Depuis mon voyage à New York l’an passé, j’avais enfin pu comprendre ce qu’était un excellent sushi. Un poisson de qualité et de la plus grande fraîcheur possible, bien sûr, un bon riz à la bonne température, évidemment. Plus le tour de main du chef. On pense immédiatement à la découpe du poisson, essentielle, mais ça ne fait pas tout : l’assemblage de la lamelle de poisson cru et des grains de riz constitue la touche finale pouvant sublimer le tout. Je ne doute pas que Paris compte de personnes compétentes sur ces derniers points. Mais, le plus souvent, la qualité des matières premières laisse à désirer. Même chez Isami, que j’avais adoré à notre première visite, j’avais été déçu la seconde fois : si le poisson était frais, il manquait singulièrement de répondant : goûts transparents et textures uniformes. Etrange impression…

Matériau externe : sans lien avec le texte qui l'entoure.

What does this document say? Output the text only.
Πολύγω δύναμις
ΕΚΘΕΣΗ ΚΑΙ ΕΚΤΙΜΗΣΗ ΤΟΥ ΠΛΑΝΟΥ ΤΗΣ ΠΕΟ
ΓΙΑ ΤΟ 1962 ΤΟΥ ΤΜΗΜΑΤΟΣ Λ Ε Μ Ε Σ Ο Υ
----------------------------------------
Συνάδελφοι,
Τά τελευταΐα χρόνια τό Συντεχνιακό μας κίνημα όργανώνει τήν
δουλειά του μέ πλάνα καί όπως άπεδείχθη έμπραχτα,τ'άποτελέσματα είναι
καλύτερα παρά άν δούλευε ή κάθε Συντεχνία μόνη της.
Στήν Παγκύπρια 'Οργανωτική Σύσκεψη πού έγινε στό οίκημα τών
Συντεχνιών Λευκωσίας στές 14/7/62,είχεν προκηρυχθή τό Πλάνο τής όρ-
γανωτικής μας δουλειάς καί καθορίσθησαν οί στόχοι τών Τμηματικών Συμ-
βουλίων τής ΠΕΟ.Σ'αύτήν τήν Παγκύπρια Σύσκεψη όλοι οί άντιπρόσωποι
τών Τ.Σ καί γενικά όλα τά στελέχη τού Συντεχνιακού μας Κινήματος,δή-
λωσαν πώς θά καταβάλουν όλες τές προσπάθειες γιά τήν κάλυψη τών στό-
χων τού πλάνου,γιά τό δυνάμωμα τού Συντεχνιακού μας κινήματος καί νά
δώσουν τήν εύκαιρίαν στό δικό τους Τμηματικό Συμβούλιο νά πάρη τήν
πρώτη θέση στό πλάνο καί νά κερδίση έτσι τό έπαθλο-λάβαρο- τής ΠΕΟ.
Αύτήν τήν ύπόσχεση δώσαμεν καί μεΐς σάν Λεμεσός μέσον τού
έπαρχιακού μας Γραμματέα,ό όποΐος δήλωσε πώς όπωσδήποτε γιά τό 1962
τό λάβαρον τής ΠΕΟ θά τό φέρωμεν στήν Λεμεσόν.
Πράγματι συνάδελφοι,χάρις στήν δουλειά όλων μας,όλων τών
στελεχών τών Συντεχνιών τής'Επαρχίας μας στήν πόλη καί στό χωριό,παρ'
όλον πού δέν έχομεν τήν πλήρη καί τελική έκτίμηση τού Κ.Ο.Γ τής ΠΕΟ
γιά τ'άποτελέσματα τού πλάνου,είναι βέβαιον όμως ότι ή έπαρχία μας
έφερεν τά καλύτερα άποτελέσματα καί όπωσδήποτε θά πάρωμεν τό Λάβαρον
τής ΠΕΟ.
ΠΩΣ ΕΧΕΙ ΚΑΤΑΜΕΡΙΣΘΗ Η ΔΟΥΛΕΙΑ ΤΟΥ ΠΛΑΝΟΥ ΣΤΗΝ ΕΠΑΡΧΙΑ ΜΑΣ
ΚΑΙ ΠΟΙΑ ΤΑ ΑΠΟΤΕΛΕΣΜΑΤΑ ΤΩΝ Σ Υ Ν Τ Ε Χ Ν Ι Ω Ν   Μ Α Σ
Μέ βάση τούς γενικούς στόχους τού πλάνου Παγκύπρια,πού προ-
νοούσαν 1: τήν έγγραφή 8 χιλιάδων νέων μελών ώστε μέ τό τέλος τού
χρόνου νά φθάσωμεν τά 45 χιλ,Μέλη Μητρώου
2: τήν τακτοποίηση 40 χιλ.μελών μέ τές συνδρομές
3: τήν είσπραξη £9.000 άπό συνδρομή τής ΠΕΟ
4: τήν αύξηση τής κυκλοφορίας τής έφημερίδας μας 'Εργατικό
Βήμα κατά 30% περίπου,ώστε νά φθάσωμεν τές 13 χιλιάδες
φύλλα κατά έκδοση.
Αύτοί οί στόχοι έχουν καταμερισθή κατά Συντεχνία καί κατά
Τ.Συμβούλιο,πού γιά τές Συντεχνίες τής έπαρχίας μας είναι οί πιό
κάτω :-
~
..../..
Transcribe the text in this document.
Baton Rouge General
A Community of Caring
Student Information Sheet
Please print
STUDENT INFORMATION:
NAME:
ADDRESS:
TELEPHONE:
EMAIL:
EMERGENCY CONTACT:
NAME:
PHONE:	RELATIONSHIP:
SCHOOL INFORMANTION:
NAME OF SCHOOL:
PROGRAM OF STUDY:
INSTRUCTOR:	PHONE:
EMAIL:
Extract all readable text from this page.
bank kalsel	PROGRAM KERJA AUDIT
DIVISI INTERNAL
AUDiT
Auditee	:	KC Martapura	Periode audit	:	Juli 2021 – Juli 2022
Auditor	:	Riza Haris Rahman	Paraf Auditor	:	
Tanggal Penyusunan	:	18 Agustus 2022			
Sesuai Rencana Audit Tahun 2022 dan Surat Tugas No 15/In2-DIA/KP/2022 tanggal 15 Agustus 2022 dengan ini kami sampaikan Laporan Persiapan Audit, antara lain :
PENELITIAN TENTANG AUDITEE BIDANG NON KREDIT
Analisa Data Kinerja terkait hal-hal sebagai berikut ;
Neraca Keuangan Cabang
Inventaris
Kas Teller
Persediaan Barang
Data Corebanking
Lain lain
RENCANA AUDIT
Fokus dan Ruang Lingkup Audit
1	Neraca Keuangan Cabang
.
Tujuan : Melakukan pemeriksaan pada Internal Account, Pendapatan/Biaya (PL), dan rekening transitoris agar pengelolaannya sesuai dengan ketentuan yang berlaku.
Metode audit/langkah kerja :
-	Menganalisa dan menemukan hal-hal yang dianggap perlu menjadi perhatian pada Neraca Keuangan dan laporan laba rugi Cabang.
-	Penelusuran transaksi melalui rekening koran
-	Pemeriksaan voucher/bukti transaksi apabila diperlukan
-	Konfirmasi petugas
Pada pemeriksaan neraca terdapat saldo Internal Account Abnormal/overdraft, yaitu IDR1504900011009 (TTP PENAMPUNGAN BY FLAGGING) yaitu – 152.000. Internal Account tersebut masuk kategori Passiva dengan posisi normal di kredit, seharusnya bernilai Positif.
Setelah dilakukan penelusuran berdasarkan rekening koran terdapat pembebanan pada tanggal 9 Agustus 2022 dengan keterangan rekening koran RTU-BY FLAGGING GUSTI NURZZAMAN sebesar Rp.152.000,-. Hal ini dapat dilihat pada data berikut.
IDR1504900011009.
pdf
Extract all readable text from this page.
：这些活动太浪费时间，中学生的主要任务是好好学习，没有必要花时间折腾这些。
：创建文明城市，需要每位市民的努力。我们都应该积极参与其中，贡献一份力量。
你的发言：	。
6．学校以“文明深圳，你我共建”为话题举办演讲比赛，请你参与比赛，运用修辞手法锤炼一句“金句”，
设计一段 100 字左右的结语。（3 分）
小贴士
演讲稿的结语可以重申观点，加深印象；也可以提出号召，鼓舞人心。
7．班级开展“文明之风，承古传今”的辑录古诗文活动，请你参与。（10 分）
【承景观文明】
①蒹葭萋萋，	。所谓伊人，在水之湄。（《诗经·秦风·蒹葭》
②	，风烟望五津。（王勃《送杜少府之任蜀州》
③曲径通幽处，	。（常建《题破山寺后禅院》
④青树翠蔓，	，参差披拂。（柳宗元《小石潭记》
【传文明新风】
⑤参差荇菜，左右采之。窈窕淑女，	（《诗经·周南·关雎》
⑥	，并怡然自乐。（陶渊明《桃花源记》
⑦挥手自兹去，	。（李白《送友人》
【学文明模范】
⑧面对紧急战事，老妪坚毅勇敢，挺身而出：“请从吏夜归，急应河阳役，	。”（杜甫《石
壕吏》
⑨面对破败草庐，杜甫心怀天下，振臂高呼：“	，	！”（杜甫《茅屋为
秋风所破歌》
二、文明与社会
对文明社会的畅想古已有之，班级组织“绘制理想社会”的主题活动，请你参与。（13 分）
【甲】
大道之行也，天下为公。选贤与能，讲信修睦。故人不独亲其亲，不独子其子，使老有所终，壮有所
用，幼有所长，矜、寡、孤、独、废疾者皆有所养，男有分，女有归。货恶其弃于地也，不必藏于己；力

Ceci dit, comme il faut savoir faire avec ce que l’on a sous la main, j’ai souhaité tenter un autre sushi bar parisien apprécié de quelques amateurs : Comme des Poissons. Il ne s’agit clairement pas du plus connu, Korin, Bizan, Isami ou les plus huppés BenKay et Kinugawa étant plus souvent cités. Il faut dire que Comme des Poissons ne peut accueillir que 8 personnes et est un peu perdu au beau milieu de sa petite rue du XVIe arrondissement…
Thon, saumon...
Le cadre n’est pas particulièrement attrayant non plus : on s’assoit au comptoir devant le chef. Ceci dit, ne pas compter sur une grande interaction avec celui-ci : il ne relève guère la tête de son ouvrage, et laisse le soin à deux jeunes gens (ses enfants ?) de prendre les commandes. Pas d’éclairage tamisé, pas de beaux couverts, mais baguettes en bois et serviettes en papier. On est là pour manger. Bref, le climat est austère, ça ne rigole pas spécialement. C’est d’autant plus gênant lorsque l’on est les deux seules personnes attablées. Heureusement, d’autres clients arriveront un peu plus tard, ce qui permit de nous décontracter enfin.

La carte est assez simple : divers assortiments de sushis, sashimis et makis sont proposés. Quelques autres plats pour varier un peu sont proposés, mais globalement, on vient ici avant tout pour déguster du poisson cru.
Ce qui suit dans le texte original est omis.